Summer Cinema: ‘Spider-man’

Jared Sterzer

I must admit I was pretty skeptical when I went to watch “Spider-man.” First of all, no one has really made a decent super hero movie since Tim Burton’s first round with Batman. Second, I have never been impressed with Toby Maguire’s soft-spoken, if you ignore me I’ll get an Oscar acting style. Maybe that was why I was so pleasantly surprised.

Plotwise “Spider-man” was nothing new for a super hero flick. It went something like this: Boy likes girl. Girl ignores boy. Boy gets super powers. Boy loses something dear to him. Boy fights crime. Boy saves girl. Girl loves super hero, not boy. Bad guy fights boy. Bad guy steals girl. Boy must save the girl, save the world and defeat bad guy.

Usually these comic book turned movie stories lose everything but the above plot. “Spider-man,” however, caught the humanity of the comic books that gave birth to so many faithful fans. Sure it is the story of a man with superhuman powers who goes about protecting the city and the life of the woman he loves, but it is also the story of a reluctant hero – one who tries hard to do the right thing but ends up screwing his life up ever more in the process.

As Peter Parker (Spider-man) says himself, with great power comes great responsibility. Happiness is optional.

Parker is a high school senior who when bitten by a radioactive spider inherits web-slinging abilities along with a danger sense and wall climbing powers. He is an outcast no one notices except to pick on. He wonders why he was given this gift/curse. He is unsure and afraid.

Maguire did a wonderful job of helping us relate to Parker’s naïve sensibility and self-discovery. He didn’t have the body of a super hero, but hey, a padded suit does wonders for a man’s ego.

Willem Dafoe played Norman Osborne, a scientist who experiments on himself provide him with an alter ego, the Green Goblin.
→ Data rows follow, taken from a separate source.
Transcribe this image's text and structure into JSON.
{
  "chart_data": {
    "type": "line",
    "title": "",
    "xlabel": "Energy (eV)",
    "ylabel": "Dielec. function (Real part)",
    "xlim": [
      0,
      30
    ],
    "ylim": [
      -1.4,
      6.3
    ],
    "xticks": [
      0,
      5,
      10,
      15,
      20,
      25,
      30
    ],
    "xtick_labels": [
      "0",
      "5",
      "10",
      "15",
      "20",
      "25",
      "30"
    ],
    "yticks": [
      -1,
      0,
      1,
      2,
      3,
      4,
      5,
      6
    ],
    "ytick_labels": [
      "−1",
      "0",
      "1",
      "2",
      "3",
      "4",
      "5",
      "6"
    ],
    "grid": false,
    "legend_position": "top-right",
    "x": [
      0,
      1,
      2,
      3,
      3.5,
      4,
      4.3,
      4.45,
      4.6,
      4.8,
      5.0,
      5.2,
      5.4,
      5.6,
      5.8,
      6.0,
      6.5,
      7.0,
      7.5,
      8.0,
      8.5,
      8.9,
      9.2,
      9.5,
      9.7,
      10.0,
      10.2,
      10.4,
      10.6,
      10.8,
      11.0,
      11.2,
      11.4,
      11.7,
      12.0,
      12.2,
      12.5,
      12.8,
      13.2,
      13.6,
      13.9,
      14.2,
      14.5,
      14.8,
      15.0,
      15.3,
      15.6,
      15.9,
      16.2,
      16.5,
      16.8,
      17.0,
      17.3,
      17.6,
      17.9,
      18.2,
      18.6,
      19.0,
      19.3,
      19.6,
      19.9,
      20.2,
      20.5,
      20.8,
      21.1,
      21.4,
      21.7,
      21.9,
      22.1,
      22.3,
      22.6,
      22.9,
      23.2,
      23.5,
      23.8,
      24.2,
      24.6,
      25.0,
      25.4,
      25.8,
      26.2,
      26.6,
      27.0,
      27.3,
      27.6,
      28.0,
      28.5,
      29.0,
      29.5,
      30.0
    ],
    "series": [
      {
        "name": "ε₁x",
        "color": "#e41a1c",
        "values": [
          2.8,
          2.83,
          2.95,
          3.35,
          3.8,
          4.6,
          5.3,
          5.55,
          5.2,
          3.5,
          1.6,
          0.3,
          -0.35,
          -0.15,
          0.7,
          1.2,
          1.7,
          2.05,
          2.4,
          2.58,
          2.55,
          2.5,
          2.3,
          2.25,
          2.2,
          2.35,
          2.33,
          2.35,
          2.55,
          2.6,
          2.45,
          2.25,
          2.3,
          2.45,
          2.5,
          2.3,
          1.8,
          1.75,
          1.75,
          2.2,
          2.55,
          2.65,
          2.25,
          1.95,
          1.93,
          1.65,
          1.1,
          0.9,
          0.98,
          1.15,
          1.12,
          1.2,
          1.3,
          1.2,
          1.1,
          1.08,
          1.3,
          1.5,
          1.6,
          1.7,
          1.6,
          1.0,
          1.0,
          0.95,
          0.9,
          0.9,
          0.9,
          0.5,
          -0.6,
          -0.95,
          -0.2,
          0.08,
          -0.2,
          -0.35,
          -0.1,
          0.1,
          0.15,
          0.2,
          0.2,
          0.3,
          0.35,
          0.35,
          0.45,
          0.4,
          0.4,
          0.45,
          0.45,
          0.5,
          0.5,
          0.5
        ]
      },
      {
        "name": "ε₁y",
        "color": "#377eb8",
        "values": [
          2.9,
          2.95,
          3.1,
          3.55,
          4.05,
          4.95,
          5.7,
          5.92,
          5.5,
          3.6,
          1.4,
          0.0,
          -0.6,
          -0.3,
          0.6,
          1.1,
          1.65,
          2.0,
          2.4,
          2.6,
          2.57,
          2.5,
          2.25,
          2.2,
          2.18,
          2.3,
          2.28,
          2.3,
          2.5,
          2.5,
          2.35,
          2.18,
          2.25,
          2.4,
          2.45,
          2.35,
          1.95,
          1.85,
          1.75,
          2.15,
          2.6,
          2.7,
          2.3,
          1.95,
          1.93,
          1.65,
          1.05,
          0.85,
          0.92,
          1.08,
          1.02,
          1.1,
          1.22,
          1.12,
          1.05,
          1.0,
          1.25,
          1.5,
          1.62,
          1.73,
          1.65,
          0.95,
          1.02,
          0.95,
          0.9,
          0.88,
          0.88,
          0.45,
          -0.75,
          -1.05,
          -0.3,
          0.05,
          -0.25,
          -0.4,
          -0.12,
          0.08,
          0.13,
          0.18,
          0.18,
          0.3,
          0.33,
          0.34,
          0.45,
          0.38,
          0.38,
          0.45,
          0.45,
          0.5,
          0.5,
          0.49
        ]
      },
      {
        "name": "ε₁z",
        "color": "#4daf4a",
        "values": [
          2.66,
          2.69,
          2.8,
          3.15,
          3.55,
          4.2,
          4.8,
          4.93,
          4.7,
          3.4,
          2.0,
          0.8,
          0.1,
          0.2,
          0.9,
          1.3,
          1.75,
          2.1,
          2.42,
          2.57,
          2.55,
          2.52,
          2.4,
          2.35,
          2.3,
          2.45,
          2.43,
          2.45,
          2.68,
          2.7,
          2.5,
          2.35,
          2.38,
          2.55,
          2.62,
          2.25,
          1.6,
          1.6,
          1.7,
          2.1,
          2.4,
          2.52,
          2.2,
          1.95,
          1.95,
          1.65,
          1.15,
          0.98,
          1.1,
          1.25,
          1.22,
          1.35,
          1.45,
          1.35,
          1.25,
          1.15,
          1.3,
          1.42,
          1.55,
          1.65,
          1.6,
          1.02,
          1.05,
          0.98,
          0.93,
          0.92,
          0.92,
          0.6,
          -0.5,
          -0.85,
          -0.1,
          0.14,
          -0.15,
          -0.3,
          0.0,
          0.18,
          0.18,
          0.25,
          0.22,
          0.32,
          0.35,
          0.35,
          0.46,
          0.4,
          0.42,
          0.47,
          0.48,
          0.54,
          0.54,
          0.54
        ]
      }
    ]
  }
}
Goblin is a maniacal, high-flying, bomb-flinging wacko bent on revenge, and Dafoe shows us once again just how many maniacal expressions the human face can be contorted into.
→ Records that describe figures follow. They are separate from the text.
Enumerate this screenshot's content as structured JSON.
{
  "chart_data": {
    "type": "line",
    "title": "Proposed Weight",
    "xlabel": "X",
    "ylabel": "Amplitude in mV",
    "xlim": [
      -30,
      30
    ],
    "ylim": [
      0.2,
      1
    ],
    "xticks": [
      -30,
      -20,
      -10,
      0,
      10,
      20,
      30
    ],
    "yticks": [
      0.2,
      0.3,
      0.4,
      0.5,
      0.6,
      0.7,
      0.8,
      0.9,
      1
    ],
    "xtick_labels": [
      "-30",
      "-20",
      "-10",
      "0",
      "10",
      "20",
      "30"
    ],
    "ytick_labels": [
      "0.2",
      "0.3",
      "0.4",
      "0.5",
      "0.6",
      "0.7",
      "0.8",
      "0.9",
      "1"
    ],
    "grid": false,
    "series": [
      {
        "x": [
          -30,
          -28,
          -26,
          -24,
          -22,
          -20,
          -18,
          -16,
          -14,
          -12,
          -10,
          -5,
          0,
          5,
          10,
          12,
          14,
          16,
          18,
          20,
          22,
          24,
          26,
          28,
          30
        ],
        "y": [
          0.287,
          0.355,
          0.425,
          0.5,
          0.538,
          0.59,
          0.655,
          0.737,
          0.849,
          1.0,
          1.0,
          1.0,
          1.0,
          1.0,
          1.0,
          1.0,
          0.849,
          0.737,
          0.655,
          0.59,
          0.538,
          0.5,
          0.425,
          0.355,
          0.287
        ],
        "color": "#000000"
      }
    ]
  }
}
Kirsten Dunst plays Mary Jane Watson, Parker’s love interest with a depth and maturity that has been seriously lacking in the majority of her recent films. Once again we see the glimmer of the real actress that was so visible in “Interview With the Vampire” and “Little Women.”

Her and Maguire have quite the connection on screen, and most of the people leaving the theater after the film were either talking about the high-flying special effects or that upside-down make out scene.

Director Sam Raimi played the cameras like ants, crawling this way and that, exposing the audience to one funky angle after another. The thing is, it did nothing but help the movie. Spider-man’s trip up buildings and through streets was more enjoyable and dizzying that way.

“Spider-man” has upped the ante for the super hero genre. It has opened the door for “Hulk” and “X-men 2” coming next year. It’s humanity will always be its strong point, and that will keep people coming back. Because whether we want to admit it or not, we can all relate to Peter Parker in one way or another.